Can you please reply privately to author your API call request and response so I can take a closer look?

Thanks,
Anthony
Google Ads API Team

ref:_00D1U1174p._5001UV0Mwm:ref

[Judah Wright]

I used a debugger to try to pull apart the library to see what requests it was making under the hood, but after several minutes of fiddling I couldn't seem to get the raw request out of it. How would I go about getting the raw API call?

I am not interacting with the API directly, but I am using the official Google Ads PHP library. Whatever it is doing, that is what I am doing.

Is there maybe a debug mode?

~Judah

[Google Ads API Forum Advisor Prod]

Hi Judah,

You will need to follow up on your thread with the client library owners to see if there is a debug mode for the PHP library. 

[Judah Wright]

Sounds good. I posted a reply asking if there was any way to troubleshoot.

[Judah Wright]

The kind folks over on the library Github page linked me to the docs on how to enable logging within the library.

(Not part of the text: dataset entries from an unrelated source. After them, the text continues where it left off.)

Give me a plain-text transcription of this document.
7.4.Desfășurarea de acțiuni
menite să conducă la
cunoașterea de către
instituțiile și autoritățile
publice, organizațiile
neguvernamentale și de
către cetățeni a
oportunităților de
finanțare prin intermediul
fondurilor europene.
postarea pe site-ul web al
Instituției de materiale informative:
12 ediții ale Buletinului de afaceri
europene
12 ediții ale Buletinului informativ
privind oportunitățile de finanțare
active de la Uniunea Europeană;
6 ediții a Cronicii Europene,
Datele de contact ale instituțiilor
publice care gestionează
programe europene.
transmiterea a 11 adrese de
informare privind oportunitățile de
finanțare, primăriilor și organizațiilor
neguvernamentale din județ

After doing so, this is what appeared in the system log:

[2020-02-12 15:39:45] local.ERROR: {

    "message": "Request had insufficient authentication scopes.",
    "code": 7,
    "status": "PERMISSION_DENIED",
    "details": []

} {"exception":"[object] (Google\\ApiCore\\ApiException(code: 7): {
    \"message\": \"Request had insufficient authentication scopes.\",

    \"code\": 7,
    \"status\": \"PERMISSION_DENIED\",

    \"details\": []
} at /redacted/vendor/google/gax/src/ApiException.php:139)

This library does not appear to be logging any service calls. A quote from "fiboknacky":

Thanks for trying. Could you please continue communicating with the agent on the forum? Thanks.

How do we move forward from here?

[Google Ads API Forum Advisor Prod]

Hello Judah,

The PERMISSION_DENIED error typically happens when there is no link between your manager and client account or if your OAuth credentials are for a user who does not have access to the client customer ID specified or any of its manager accounts.

To further investigate this, can you try to get the requestId from your API call? Please reply privately to author with this information. 

[Judah Wright]

I followed up privately with the headers and body of the response I got. I can't seem to figure out how to get the raw request, and I don't see any documentation on fetching a "requestId".